The filing notes that these securities are held in the ordinary course of business and are not held for the purpose of changing or influencing control of the issuer. The ownership percentages are based on 32,418,182 shares outstanding as of December 31, 2025, as reported in a recent company Form 8-K.
California BanCorp director amends prior insider report to correct ownership disclosed through investment funds. The filing removes 2,346,104 shares of common stock previously reported as indirectly held through Castle Creek Capital Partners VI, LP and 3,725 shares belonging to Castle Creek Advisors IV LLC. The amendment notes that, although the fund once held these shares, as of January 28, 2026 Fund VI no longer owns any California BanCorp common stock and the reporting person was not the beneficial owner of those shares. Following this correction, the reported beneficial ownership is 0.00 shares at a reported transaction price of $0.00.
California BanCorp received an amended Schedule 13G from investment entities affiliated with Castle Creek Capital reporting their ownership of its common stock. Castle Creek Capital Partners VI, LP and Castle Creek Capital VI LLC report beneficial ownership of 1,522,105 shares, representing 4.7% of the common stock as of 12/31/2025.
The filing states these shares are subject to shared voting and dispositive power, with no sole voting or dispositive authority reported. The investors also indicate they now own 5 percent or less of the class, reflecting their current stake in California BanCorp.
California BanCorp received an amended ownership report showing that several Wellington entities collectively beneficially own 2,882,833 shares of its common stock, representing about 8.9% of the company as of 12/31/2025.
Wellington reports zero sole voting or dispositive power, with all voting and sale decisions shared. The shares are held in client accounts of Wellington-affiliated investment advisers, whose clients receive dividends and sale proceeds. Wellington certifies the position is held in the ordinary course of business and not for changing or influencing control of California BanCorp.
California BanCorp director David J. Volk reported significant share movements and option holdings. On January 28, 2026, entities Castle Creek Advisors IV LLC and Castle Creek Capital Partners VI LP, with which Volk is associated, sold 2,346,104 shares of California BanCorp common stock at $18.95 per share, leaving 3,729 shares held indirectly. Volk disclaims beneficial ownership of these entity-held shares except for his pecuniary interest.

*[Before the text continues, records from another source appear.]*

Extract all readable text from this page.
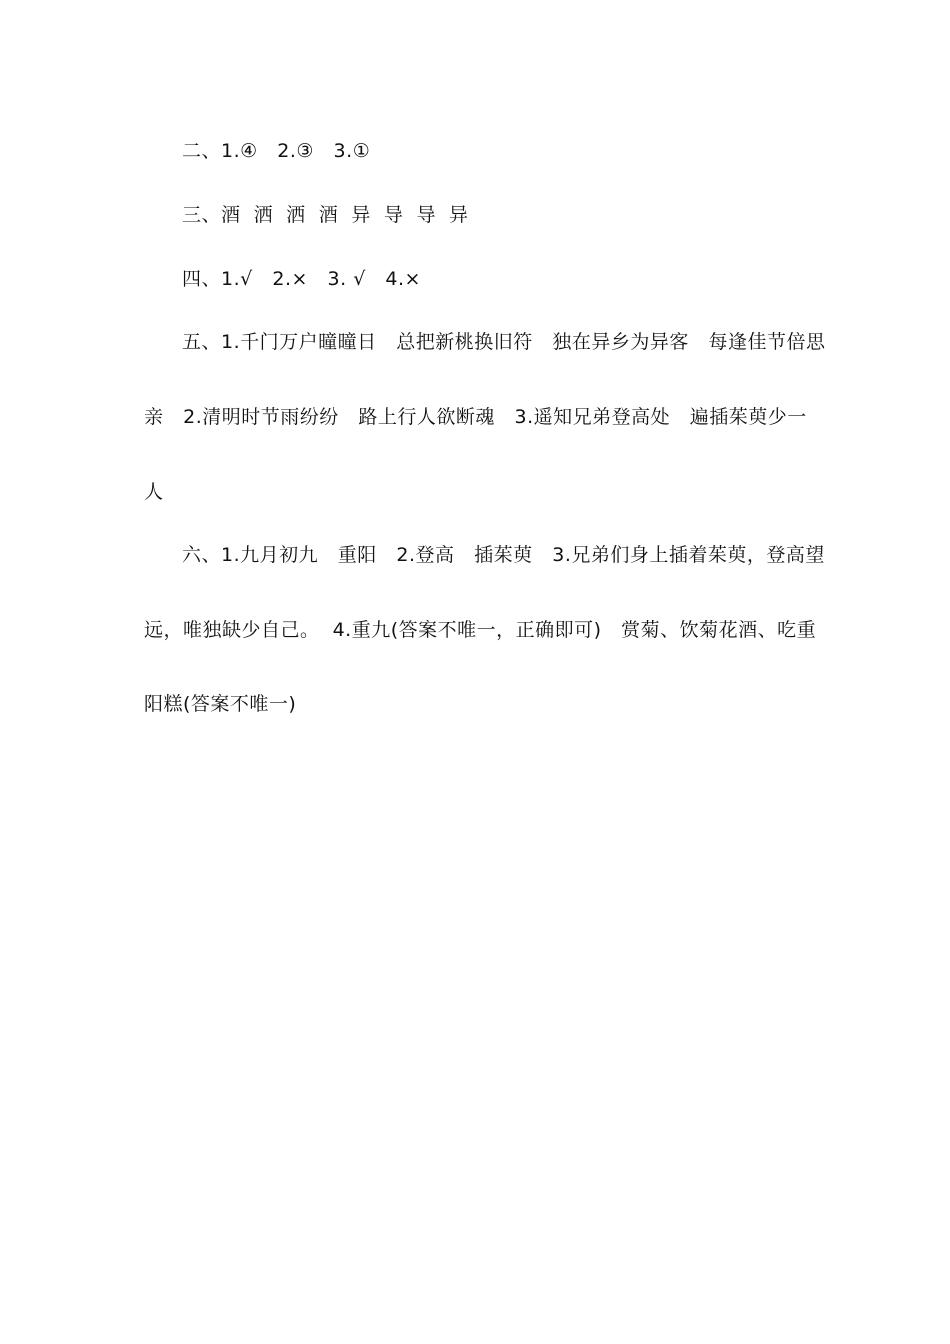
二、1.④   2.③   3.①
三、酒  洒  洒  酒  异  导  导  异
四、1.√   2.×   3. √   4.×
五、1.千门万户曈曈日   总把新桃换旧符   独在异乡为异客   每逢佳节倍思
亲   2.清明时节雨纷纷   路上行人欲断魂   3.遥知兄弟登高处   遍插茱萸少一
人
六、1.九月初九   重阳   2.登高   插茱萸   3.兄弟们身上插着茱萸，登高望
远，唯独缺少自己。  4.重九(答案不唯一，正确即可)   赏菊、饮菊花酒、吃重
阳糕(答案不唯一)
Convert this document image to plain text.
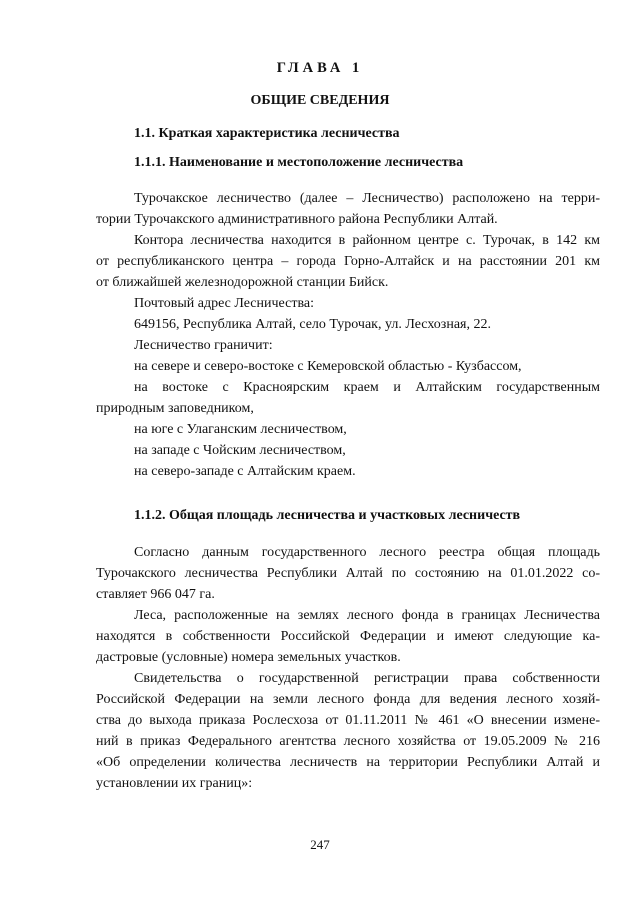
ГЛАВА 1
ОБЩИЕ СВЕДЕНИЯ
1.1. Краткая характеристика лесничества
1.1.1. Наименование и местоположение лесничества
Турочакское лесничество (далее – Лесничество) расположено на терри-
тории Турочакского административного района Республики Алтай.
Контора лесничества находится в районном центре с. Турочак, в 142 км
от республиканского центра – города Горно-Алтайск и на расстоянии 201 км
от ближайшей железнодорожной станции Бийск.
Почтовый адрес Лесничества:
649156, Республика Алтай, село Турочак, ул. Лесхозная, 22.
Лесничество граничит:
на севере и северо-востоке с Кемеровской областью - Кузбассом,
на востоке с Красноярским краем и Алтайским государственным
природным заповедником,
на юге с Улаганским лесничеством,
на западе с Чойским лесничеством,
на северо-западе с Алтайским краем.
1.1.2. Общая площадь лесничества и участковых лесничеств
Согласно данным государственного лесного реестра общая площадь
Турочакского лесничества Республики Алтай по состоянию на 01.01.2022 со-
ставляет 966 047 га.
Леса, расположенные на землях лесного фонда в границах Лесничества
находятся в собственности Российской Федерации и имеют следующие ка-
дастровые (условные) номера земельных участков.
Свидетельства о государственной регистрации права собственности
Российской Федерации на земли лесного фонда для ведения лесного хозяй-
ства до выхода приказа Рослесхоза от 01.11.2011 № 461 «О внесении измене-
ний в приказ Федерального агентства лесного хозяйства от 19.05.2009 № 216
«Об определении количества лесничеств на территории Республики Алтай и
установлении их границ»:
247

On February 3, 2026, Volk directly purchased 27,000 California BanCorp common shares at $18.64 per share, bringing his directly held stake to 28,195 shares. He also reports directly held stock options for 7,500 shares at an exercise price of $12.96 expiring on February 20, 2029, and 10,000 shares at $9.67 expiring on March 15, 2027. Unvested restricted stock units assigned to Castle Creek Advisors IV LLC are scheduled to fully vest on May 21, 2026.
California Bancorp received a substantial shareholder disclosure showing that FJ Capital Management LLC, Financial Opportunity Fund LLC, and Martin Friedman together report beneficial ownership of 2,054,534 shares of common stock, or 6.34% of the company as of 01/29/2026.
All three reporting persons indicate shared power to vote and dispose of these shares, with no sole voting or dispositive power. The shares are held by Financial Opportunity Fund LLC, with FJ Capital Management LLC as its managing member. FJ Capital and Mr. Friedman state that they may be deemed beneficial owners but disclaim beneficial ownership and certify the holdings are not for the purpose of changing or influencing control of California Bancorp.